В первый день Марта приготовила для больного свое фирменное пюре с луком, и все обратили внимание, что Рамон открыл глаза на запах. Накормить его могла только Хелена – Терезу и Лею он отвергал.
– Ну давайте, еще чуть-чуть, ради меня!
Она уговаривала его как маленького, он делал над собой усилие, но хотел, чтобы Хелена дула на пюре. Как только противомалярийные лекарства начали действовать и Рамон смог сидеть в подушках, марта стала кормить его своими знаменитыми кнелями размером с апельсин: секрет потрясающего вкуса заключался в том, что хлеб для фарша пропитывался белым вином.

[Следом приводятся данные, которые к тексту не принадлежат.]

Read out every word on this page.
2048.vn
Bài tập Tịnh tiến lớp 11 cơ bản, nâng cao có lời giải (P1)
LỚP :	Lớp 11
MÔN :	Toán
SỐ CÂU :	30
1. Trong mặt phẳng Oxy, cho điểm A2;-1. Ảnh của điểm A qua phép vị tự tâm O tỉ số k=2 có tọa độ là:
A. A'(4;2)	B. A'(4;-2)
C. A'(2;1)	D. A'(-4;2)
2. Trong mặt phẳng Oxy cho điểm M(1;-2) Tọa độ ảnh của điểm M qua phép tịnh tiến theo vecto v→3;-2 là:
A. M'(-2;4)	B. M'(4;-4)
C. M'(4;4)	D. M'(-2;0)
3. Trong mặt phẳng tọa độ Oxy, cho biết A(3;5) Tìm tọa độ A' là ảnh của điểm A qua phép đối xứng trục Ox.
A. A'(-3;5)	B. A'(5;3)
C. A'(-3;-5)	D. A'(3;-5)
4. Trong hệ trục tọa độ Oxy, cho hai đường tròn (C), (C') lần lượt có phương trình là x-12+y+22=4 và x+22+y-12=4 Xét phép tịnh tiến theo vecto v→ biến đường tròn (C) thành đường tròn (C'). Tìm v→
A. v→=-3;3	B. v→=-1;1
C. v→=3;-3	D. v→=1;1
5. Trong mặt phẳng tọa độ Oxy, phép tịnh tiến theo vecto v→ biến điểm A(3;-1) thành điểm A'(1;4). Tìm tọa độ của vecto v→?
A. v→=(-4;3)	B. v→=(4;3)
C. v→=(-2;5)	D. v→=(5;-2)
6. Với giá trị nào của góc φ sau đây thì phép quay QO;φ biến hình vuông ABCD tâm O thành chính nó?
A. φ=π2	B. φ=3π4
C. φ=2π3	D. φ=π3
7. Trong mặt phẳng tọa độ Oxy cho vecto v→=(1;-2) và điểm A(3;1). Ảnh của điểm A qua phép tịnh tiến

Йозеф сердился – он говорил, что это неподходящее блюдо для тяжелобольного человека.
– У маляриков всегда снижен аппетит.
Рамон не захотел есть лежа, встал, сам отодвинул стул и сел за стол.
– Какое счастье видеть его таким, – произнес Сурек с благодарной улыбкой.

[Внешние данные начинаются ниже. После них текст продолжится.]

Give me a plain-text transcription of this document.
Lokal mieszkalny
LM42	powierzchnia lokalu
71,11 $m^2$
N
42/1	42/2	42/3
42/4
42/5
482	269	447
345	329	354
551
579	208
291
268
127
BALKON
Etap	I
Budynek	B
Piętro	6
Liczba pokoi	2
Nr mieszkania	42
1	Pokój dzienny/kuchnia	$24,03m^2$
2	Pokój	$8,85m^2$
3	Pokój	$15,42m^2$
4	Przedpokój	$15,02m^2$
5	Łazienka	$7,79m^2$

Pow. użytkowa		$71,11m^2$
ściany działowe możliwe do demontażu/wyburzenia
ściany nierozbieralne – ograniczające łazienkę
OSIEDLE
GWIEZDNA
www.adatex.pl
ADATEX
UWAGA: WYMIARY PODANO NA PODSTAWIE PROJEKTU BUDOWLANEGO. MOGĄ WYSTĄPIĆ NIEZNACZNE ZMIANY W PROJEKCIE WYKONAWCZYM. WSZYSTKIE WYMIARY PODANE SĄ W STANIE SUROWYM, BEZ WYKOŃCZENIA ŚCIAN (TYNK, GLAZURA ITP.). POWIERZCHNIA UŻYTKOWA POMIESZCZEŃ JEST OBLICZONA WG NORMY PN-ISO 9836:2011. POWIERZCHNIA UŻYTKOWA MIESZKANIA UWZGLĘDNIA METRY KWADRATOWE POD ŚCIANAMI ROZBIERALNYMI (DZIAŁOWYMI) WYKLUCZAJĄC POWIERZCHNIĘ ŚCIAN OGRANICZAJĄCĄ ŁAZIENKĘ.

Они стояли вокруг Рамона, благоговея, как придворные перед королем. Хелена подала ему тарелку, он разрезал котлету вилкой и съел ее вместе с пюре.
– Можно еще?
– Что он сказал? – вскинулся Сурек.
В тот вечер Рамон съел полторы кнели – ко всеобщему удовольствию.

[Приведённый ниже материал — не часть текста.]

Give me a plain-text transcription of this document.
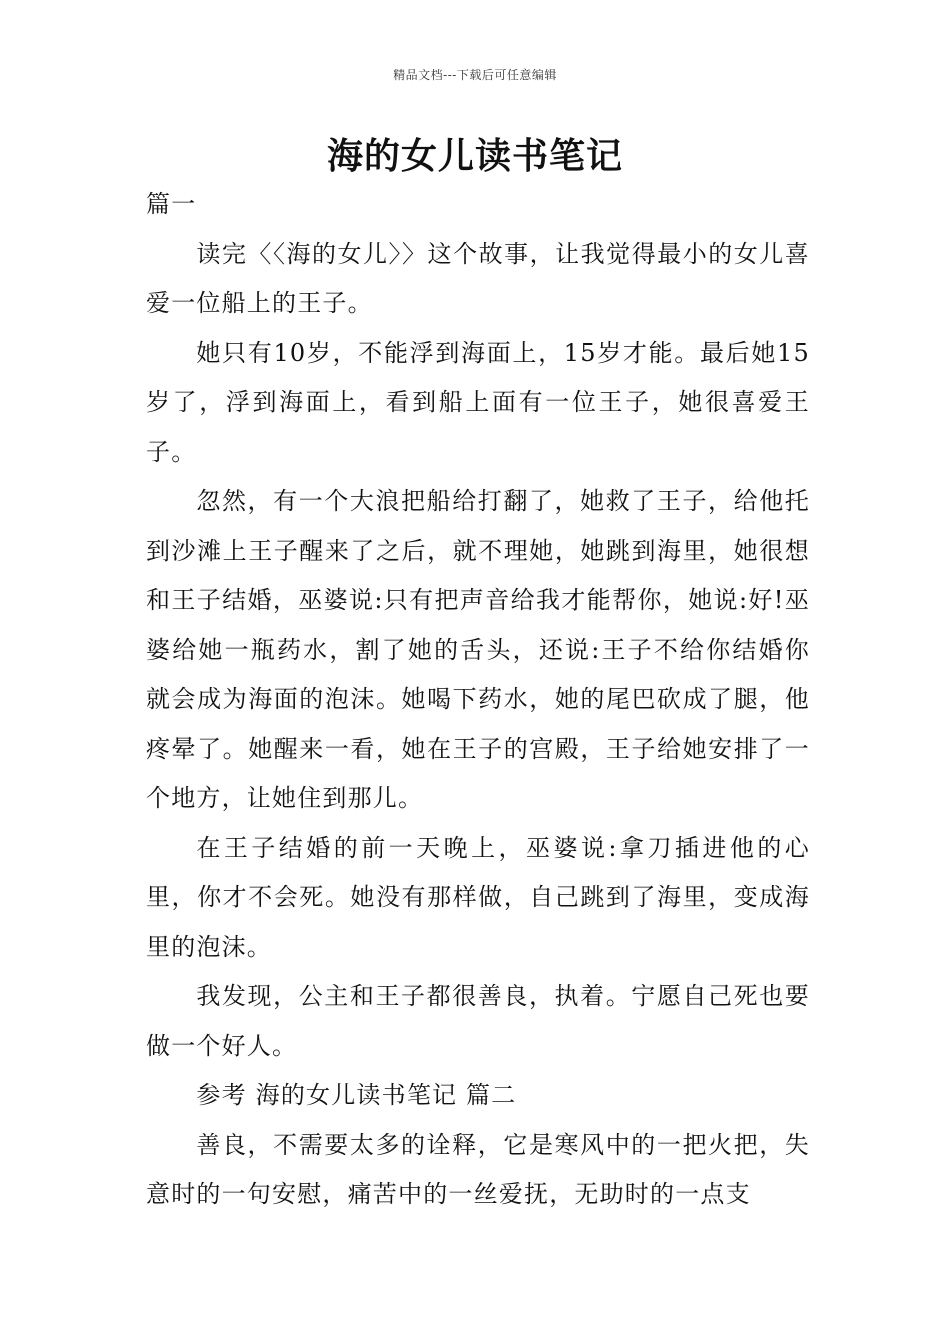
精品文档---下载后可任意编辑
海的女儿读书笔记

篇一

读完〈〈海的女儿〉〉这个故事，让我觉得最小的女儿喜爱一位船上的王子。

她只有10岁，不能浮到海面上，15岁才能。最后她15岁了，浮到海面上，看到船上面有一位王子，她很喜爱王子。

忽然，有一个大浪把船给打翻了，她救了王子，给他托到沙滩上王子醒来了之后，就不理她，她跳到海里，她很想和王子结婚，巫婆说:只有把声音给我才能帮你，她说:好!巫婆给她一瓶药水，割了她的舌头，还说:王子不给你结婚你就会成为海面的泡沫。她喝下药水，她的尾巴砍成了腿，他疼晕了。她醒来一看，她在王子的宫殿，王子给她安排了一个地方，让她住到那儿。

在王子结婚的前一天晚上，巫婆说:拿刀插进他的心里，你才不会死。她没有那样做，自己跳到了海里，变成海里的泡沫。

我发现，公主和王子都很善良，执着。宁愿自己死也要做一个好人。

参考 海的女儿读书笔记 篇二

善良，不需要太多的诠释，它是寒风中的一把火把，失意时的一句安慰，痛苦中的一丝爱抚，无助时的一点支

На следующий день, во время осмотра, он спросил Йозефа:
– Надеюсь, на обед опять будут кнели?
Марте не пришлось ломать голову по поводу меню. Она любила непривередливых мужчин, а этот к тому же любил хорошо поесть. Рамон через Хелену передал кухарке, что никогда не ел ничего вкуснее, и она стала относиться к нему еще участливей: красивый мужчина, хоть и похож на драного тощего кота, больно смотреть, как он сутулится и едва передвигает ноги, ну чисто старик.
Сурек столкнулся с неразрешимой проблемой. Как только у Рамона спала лихорадка, он заявил, что вылечился, пока лежал, что ему необходимо размять ноги и он хочет выйти на улицу. Йозеф урезонил своего пациента, пустив в ход патерналистскую дипломатию, которую врачи используют в общении со строптивыми больными. «Ваш организм ослаблен антибиотиками, вы рискуете простудиться, для легких это может стать катастрофой!» Слова Йозефа произвели впечатление, возражать Рамон не осмелился и сорвал злость на Суреке. Тот мирно пил чай на кухне, в санатории царила полная тишина, так что все смогли «насладиться» испанской бранью, способной сбить с курса перелетную птицу. Отголоски донеслись даже до Йозефа. Он, слава богу, не знал этого экзотического языка и потому порадовался: «Парень быстро поправляется, это хорошо».